Preek Nieuwjaarsdag 1 januari 2018

Lieve zusters en broeders, we bidden vandaag om zegen over het Nieuwe Jaar. Het woord zegen komt uitdrukkelijk voor in de eerste lezing *) waarin Aaron en de priesters de opdracht van God krijgen het volk te zegenen. Voldoende aanleiding om even nader bij het woord zegen 1) stil te staan.
Het komt al in het eerste hoofdstuk van de Bijbel voor, in het zogenaamde scheppingsverhaal. Daar staat dat God op de vijfde dag de vissen en de vogels zegent: “God zegende hen en hij sprak: weest vruchtbaar en wordt talrijk”. Zegen heeft dus te maken met leven doorgeven en dat leven koesteren. Planten mogen ook leven doorgeven maar zorgen om zo te zeggen niet voor hun zaad. Maar dieren geven niet alleen leven aan hun jongen, maar zorgen er ook voor. We zien dat zelfs al bij de vissen en de vogels. Natuurfilms daarover maken grote indruk.
Bij de schepping van de mens staat weer: God zegende hen en sprak tot hen: “weest vruchtbaar en vermenigvuldig u en vervul de aarde en beheer haar”. Mensen ontvangen hun leven als een geschenk en geven leven door en zorgen als het goed is, ook voor hun kinderen die anders al snel ouden wegkwijnen. Maar er komt nu iets bij: de mens mag zichzelf als gevolg van de zegen vermenigvuldigen. Dat wil zeggen dat wij, mensen, als ouders onze kinderen, en als samenleving onze jongeren, mogen opvoeden en tot mensen maken.  Vrije verantwoordelijke mensen. Geen kopieën als in Noord-Korea en andere systemen. Het is de taak van ouders en de oudere generatie dat we hen onze diepste waarden en normen meegegeven, met de bedoeling dat ze echte, goede mensen worden zoals we zelf ook proberen te zijn. De zegen die God geeft, is dus een gave en een opgave tegelijk.
Als we om zegen bidden voor onszelf, zegen naar lichaam en ziel, dan vragen we dat hete ons goed moge gaan, maar vooral met het oog op de taak die God zijn volk geeft, namelijk naar zijn bedoelingen te leven en die zelf ook voor te leven aan onze kinderen en jongere generaties en die bedoelingen van God daardoor ook zelf te zien in de wereld, en zo vertrouwen te hebben in Gods voorzienigheid.
Als we om zegen vragen, moet dat dus meer zijn dan vragen om een leven waarin het je in alles voor de wind gaat en je geen enkele inspanning hoef te verrichten.

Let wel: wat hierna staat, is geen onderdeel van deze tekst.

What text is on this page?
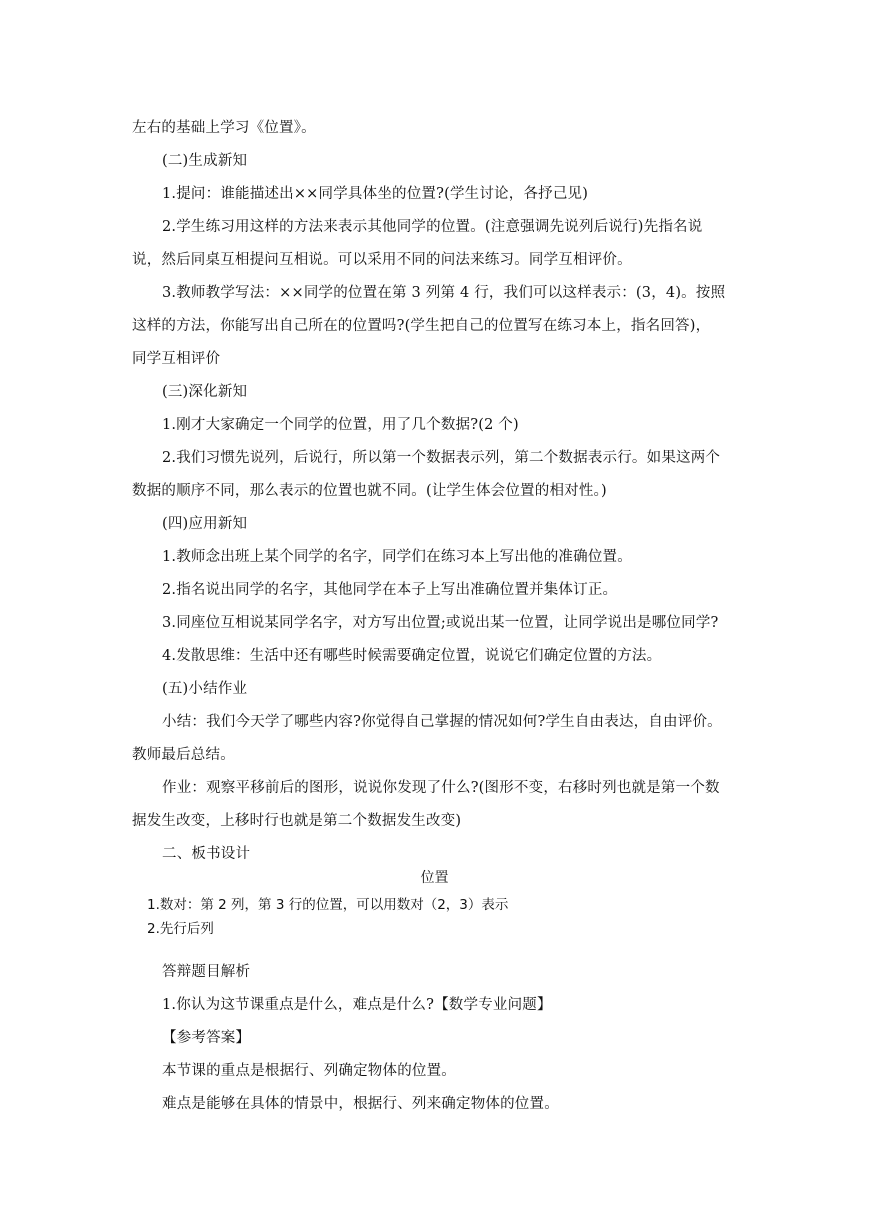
左右的基础上学习《位置》。
(二)生成新知
1.提问：谁能描述出××同学具体坐的位置?(学生讨论，各抒己见)
2.学生练习用这样的方法来表示其他同学的位置。(注意强调先说列后说行)先指名说
说，然后同桌互相提问互相说。可以采用不同的问法来练习。同学互相评价。
3.教师教学写法：××同学的位置在第 3 列第 4 行，我们可以这样表示：(3，4)。按照
这样的方法，你能写出自己所在的位置吗?(学生把自己的位置写在练习本上，指名回答)，
同学互相评价
(三)深化新知
1.刚才大家确定一个同学的位置，用了几个数据?(2 个)
2.我们习惯先说列，后说行，所以第一个数据表示列，第二个数据表示行。如果这两个
数据的顺序不同，那么表示的位置也就不同。(让学生体会位置的相对性。)
(四)应用新知
1.教师念出班上某个同学的名字，同学们在练习本上写出他的准确位置。
2.指名说出同学的名字，其他同学在本子上写出准确位置并集体订正。
3.同座位互相说某同学名字，对方写出位置;或说出某一位置，让同学说出是哪位同学?
4.发散思维：生活中还有哪些时候需要确定位置，说说它们确定位置的方法。
(五)小结作业
小结：我们今天学了哪些内容?你觉得自己掌握的情况如何?学生自由表达，自由评价。
教师最后总结。
作业：观察平移前后的图形，说说你发现了什么?(图形不变，右移时列也就是第一个数
据发生改变，上移时行也就是第二个数据发生改变)
二、板书设计
位置
1.数对：第 2 列，第 3 行的位置，可以用数对（2，3）表示
2.先行后列
答辩题目解析
1.你认为这节课重点是什么，难点是什么?【数学专业问题】
【参考答案】
本节课的重点是根据行、列确定物体的位置。
难点是能够在具体的情景中，根据行、列来确定物体的位置。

Zegenen is iets anders dan verwennen. Zegenen is dat je alles ontvangt en aanneeemt om je taak als mens te vervullen in het besef dat we kinderen van God mogen zijn, burgers van zijn koninkrijk.

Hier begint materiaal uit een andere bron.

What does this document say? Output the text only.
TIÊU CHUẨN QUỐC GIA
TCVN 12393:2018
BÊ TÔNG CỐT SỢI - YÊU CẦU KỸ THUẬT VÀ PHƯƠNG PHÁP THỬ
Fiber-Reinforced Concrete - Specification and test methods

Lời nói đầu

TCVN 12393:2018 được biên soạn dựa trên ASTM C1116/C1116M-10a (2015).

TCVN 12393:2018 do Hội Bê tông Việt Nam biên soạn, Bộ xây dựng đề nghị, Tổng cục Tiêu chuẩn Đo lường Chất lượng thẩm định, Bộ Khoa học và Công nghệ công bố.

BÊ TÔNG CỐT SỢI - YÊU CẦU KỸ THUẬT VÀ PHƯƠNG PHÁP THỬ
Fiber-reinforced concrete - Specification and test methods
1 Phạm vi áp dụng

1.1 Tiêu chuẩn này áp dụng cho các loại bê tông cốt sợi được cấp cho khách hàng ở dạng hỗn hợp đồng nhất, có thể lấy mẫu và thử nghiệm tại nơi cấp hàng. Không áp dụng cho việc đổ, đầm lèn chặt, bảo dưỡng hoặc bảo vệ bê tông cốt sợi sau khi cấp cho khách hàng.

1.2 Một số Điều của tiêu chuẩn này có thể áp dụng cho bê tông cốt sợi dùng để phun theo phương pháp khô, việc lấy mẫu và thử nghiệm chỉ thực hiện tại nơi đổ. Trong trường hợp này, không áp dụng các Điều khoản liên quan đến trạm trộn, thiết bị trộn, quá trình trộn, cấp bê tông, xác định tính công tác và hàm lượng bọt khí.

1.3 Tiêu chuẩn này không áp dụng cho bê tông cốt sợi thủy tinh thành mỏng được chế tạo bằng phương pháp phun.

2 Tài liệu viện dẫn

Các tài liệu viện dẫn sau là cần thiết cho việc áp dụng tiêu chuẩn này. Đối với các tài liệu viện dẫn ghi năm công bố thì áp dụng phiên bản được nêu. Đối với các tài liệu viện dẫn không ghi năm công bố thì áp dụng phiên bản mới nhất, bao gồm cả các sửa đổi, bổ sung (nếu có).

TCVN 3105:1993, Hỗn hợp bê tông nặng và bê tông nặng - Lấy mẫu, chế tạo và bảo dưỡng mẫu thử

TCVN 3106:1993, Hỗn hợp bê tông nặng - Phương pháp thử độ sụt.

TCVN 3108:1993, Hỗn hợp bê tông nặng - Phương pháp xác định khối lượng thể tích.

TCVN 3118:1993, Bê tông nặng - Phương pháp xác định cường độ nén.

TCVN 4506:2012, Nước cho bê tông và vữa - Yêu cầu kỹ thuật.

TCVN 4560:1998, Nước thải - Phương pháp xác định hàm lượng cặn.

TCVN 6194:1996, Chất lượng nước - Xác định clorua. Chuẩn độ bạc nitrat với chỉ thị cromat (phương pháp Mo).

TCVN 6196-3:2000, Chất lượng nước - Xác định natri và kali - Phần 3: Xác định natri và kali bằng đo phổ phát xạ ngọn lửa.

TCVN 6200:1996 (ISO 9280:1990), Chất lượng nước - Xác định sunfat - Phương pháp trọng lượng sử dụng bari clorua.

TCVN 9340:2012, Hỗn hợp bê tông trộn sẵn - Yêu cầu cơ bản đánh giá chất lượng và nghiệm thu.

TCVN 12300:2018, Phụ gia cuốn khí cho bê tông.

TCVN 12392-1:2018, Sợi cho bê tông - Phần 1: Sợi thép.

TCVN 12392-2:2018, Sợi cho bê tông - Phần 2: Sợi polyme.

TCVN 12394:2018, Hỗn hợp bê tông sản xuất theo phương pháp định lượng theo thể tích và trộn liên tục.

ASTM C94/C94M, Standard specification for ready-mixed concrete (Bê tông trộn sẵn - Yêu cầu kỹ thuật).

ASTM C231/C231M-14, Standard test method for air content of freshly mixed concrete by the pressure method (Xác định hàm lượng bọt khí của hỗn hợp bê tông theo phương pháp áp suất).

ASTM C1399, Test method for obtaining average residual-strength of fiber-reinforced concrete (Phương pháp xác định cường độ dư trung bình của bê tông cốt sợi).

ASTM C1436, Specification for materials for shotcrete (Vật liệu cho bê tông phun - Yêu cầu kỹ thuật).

Aaron en zijn zonen, de priesters, krijgen de opdracht om Gods volk te zegenen. De zegen is door God niet alleen aan het begin aan alle mensen gegeven doordat hij hen schiep naar zijn beeld. Hij geeft zijn zegen telkens door de priesters als zijn volk vergaderd is tot zijn dienst in de gebeden en de offers. Door die zegen, zo lezen we, legt God zijn naam op zijn volk. Hij zet als het ware Gods handtekening en stempel op het volk. Het vertegenwoordigt God als het weer de wereld in gaat.
Maar daarvoor is nodig dat het volk zich daarvan bewust is. Dat het zich die zegen, die gave, maar ook die opgave, toe-eigent. Die gave en opgave om deze wereld een beetje beter te maken. Keer op keer. Vandaar dat zegen en zending onlosmakelijk met elkaar verbonden zijn. Geen zegen zonder zending en geen zending zonder zegen.

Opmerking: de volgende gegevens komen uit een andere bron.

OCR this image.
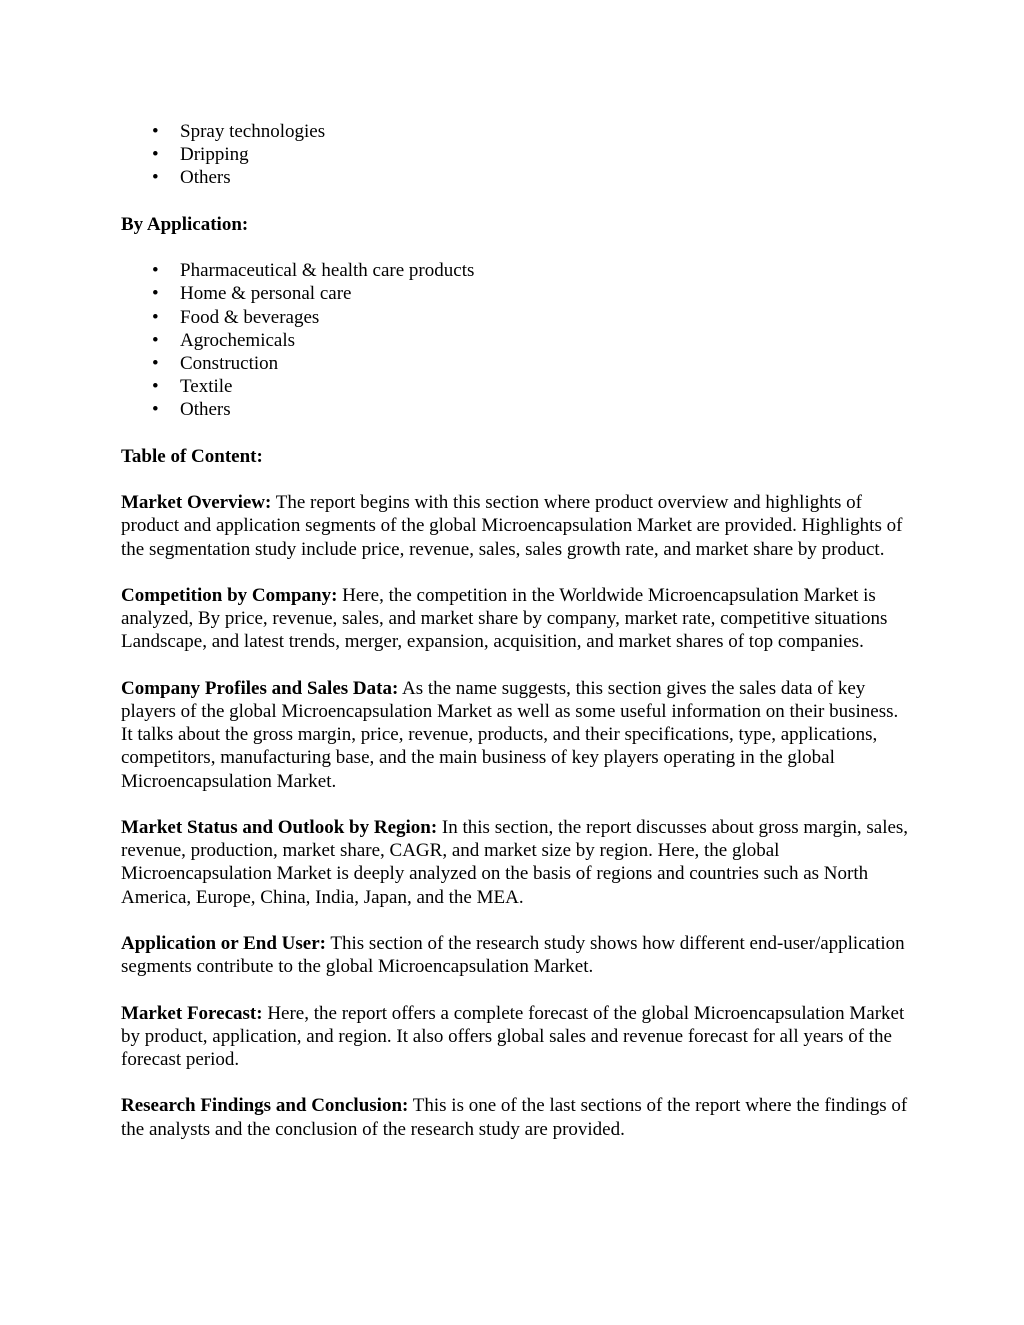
• Spray technologies
• Dripping
• Others
By Application:
• Pharmaceutical & health care products
• Home & personal care
• Food & beverages
• Agrochemicals
• Construction
• Textile
• Others
Table of Content:

Market Overview: The report begins with this section where product overview and highlights of product and application segments of the global Microencapsulation Market are provided. Highlights of the segmentation study include price, revenue, sales, sales growth rate, and market share by product.

Competition by Company: Here, the competition in the Worldwide Microencapsulation Market is analyzed, By price, revenue, sales, and market share by company, market rate, competitive situations Landscape, and latest trends, merger, expansion, acquisition, and market shares of top companies.

Company Profiles and Sales Data: As the name suggests, this section gives the sales data of key players of the global Microencapsulation Market as well as some useful information on their business. It talks about the gross margin, price, revenue, products, and their specifications, type, applications, competitors, manufacturing base, and the main business of key players operating in the global Microencapsulation Market.

Market Status and Outlook by Region: In this section, the report discusses about gross margin, sales, revenue, production, market share, CAGR, and market size by region. Here, the global Microencapsulation Market is deeply analyzed on the basis of regions and countries such as North America, Europe, China, India, Japan, and the MEA.

Application or End User: This section of the research study shows how different end-user/application segments contribute to the global Microencapsulation Market.

Market Forecast: Here, the report offers a complete forecast of the global Microencapsulation Market by product, application, and region. It also offers global sales and revenue forecast for all years of the forecast period.

Research Findings and Conclusion: This is one of the last sections of the report where the findings of the analysts and the conclusion of the research study are provided.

Als wij bidden om zegen over het Nieuwe Jaar, dan wil dat zeggen dat we vragen om zegen over onszelf, dat we steeds meer mogen leven als kinderen van God **), en dat we alles ontvangen wat nodig is, om in onze gezinnen, in de samenleving, vanuit Gods bedoelingen te leven en die bedoelingen ook in vrijheid en met vreugde zelf vorm te geven in de manier waarop we met elkaar omgaan.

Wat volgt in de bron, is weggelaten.